The story begins when Zita and a friend find a mysterious box with a huge red button on it, which seems to have fallen from space. Being ever adventurous, young Zita presses the button, a portal opens up and tentacles grab her friend and drag him through it. As she is to blame for her friend’s kidnapping, Zita feels that she must rectify the situation and so she presses the red button once again and travels through the portal and this is where her wild adventure begins. She soon realizes getting back to earth is not going to be easy and spends three graphic novels travelling through space helping various aliens she meets along the way whilst still trying to find her lost friend, kinda like an intergalactic Littlest Hobo.
After saving a planet in her first adventure (in Zita the Spacegirl) she discovers that fame has its price in the second novel ( in Legends of Zita the Spacegirl) and must recover her spaceship after a doppelgänger robot assumes her identity and goes off on a mission to fight an evil alien horde.

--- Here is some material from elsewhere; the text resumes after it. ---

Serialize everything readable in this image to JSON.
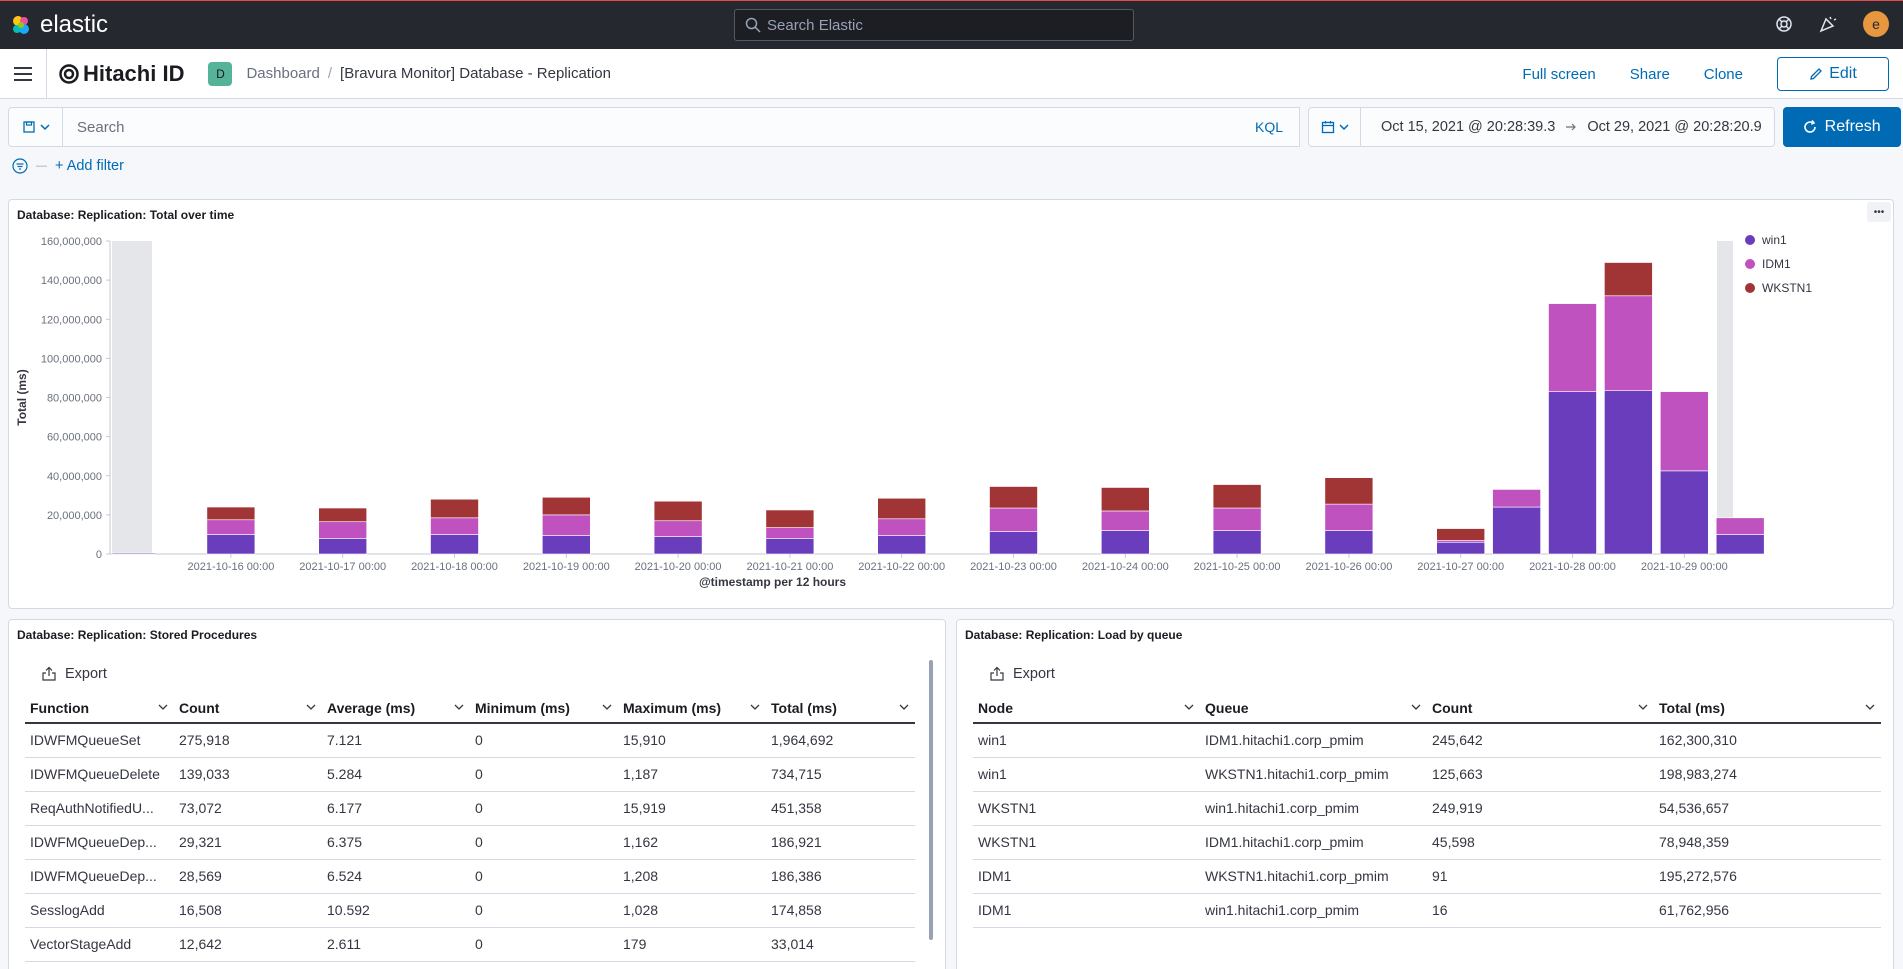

In the third and final novel, The Legend of Zita, she must stop a crazy dictator as he plans to invade Earth with his galactic army. Can she stop him? What do you reckon?
The character of Zita is wonderfully realised as she no real powers, just her intelligence, determination and her sense of loyalty. She makes friends with some pretty reprehensible and unlikeable people but through her sheer good will and kindness, she commands loyalty and respect and turns some people around... like a pre-teen Teen Angel (yes, my references are old)

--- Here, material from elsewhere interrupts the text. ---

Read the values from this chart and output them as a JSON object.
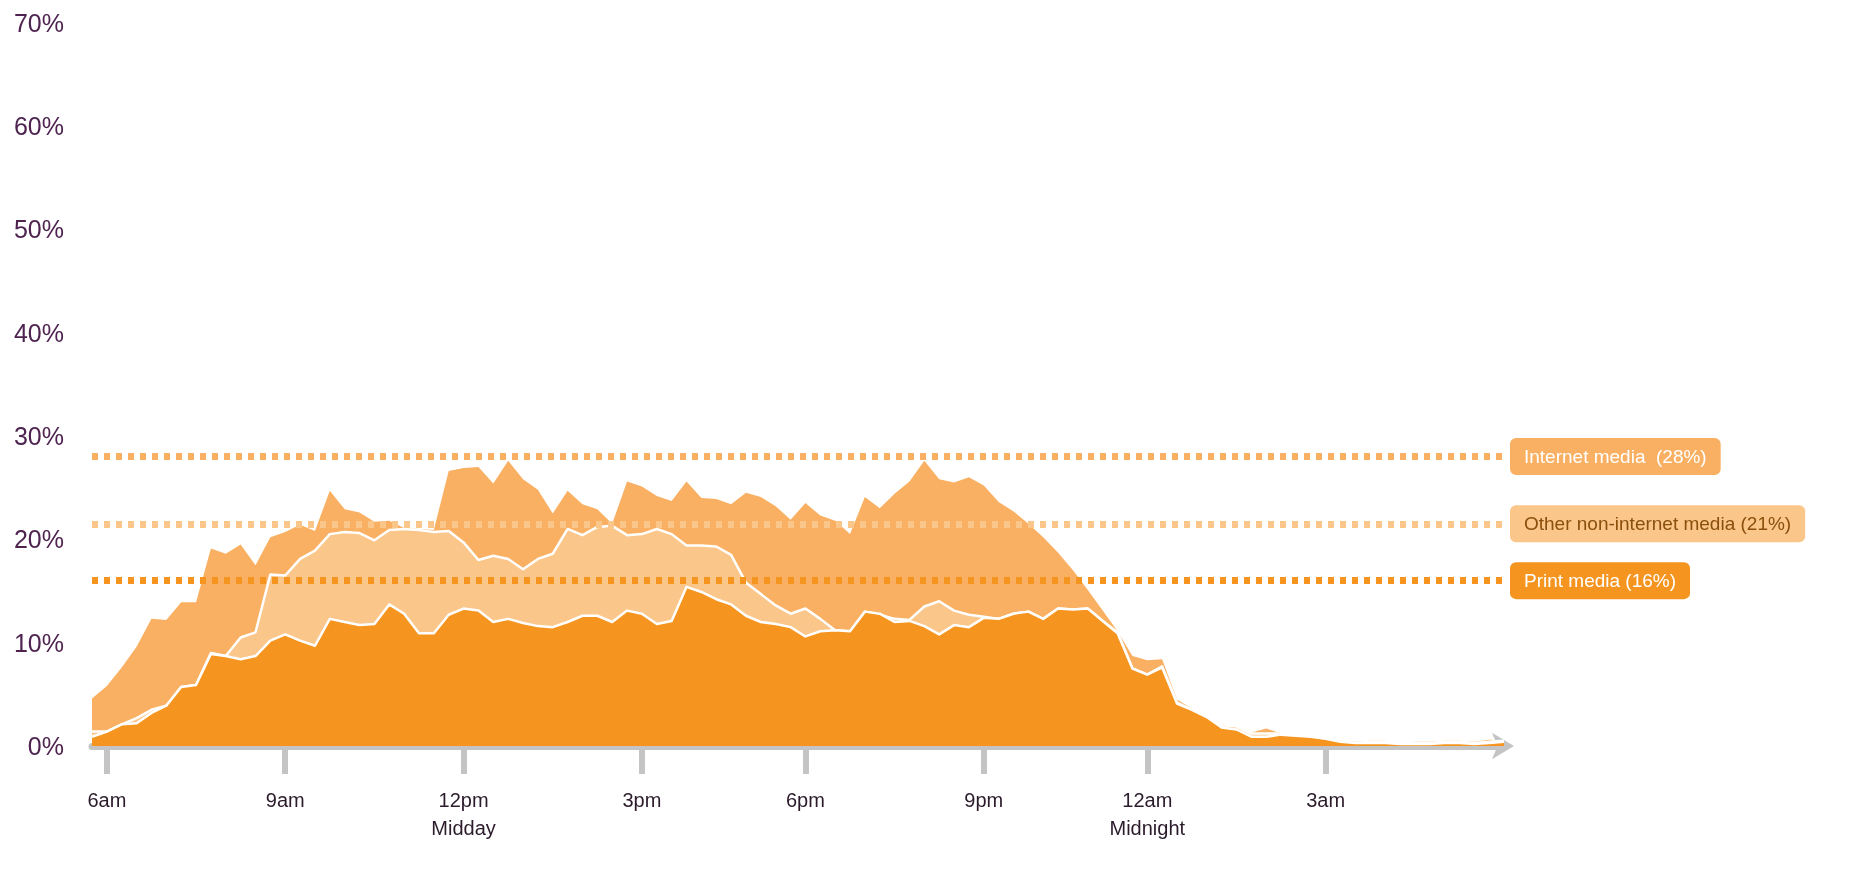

Writer and illustrator Ben Hatke has a fun, almost naive art style but this betrays a world building masterclass; what he has created is similar in style to the imperious Saga or Star Wars... high praise indeed, but when you read the novels you know that there is a bigger world with a wide and varied bestiary with potentially an entire lore-filled universe.
The Zita trilogy is an excellent graphic novel series that I wish I'd had in my youth, alongside Asterix and Tintin. Its premise is fun and instantly engaging and, with an expanded universe potentially presented at the story's conclusion, ripe for an imagination to let loose on and let fly. Check it out or miss it at your peril graphic novel fans!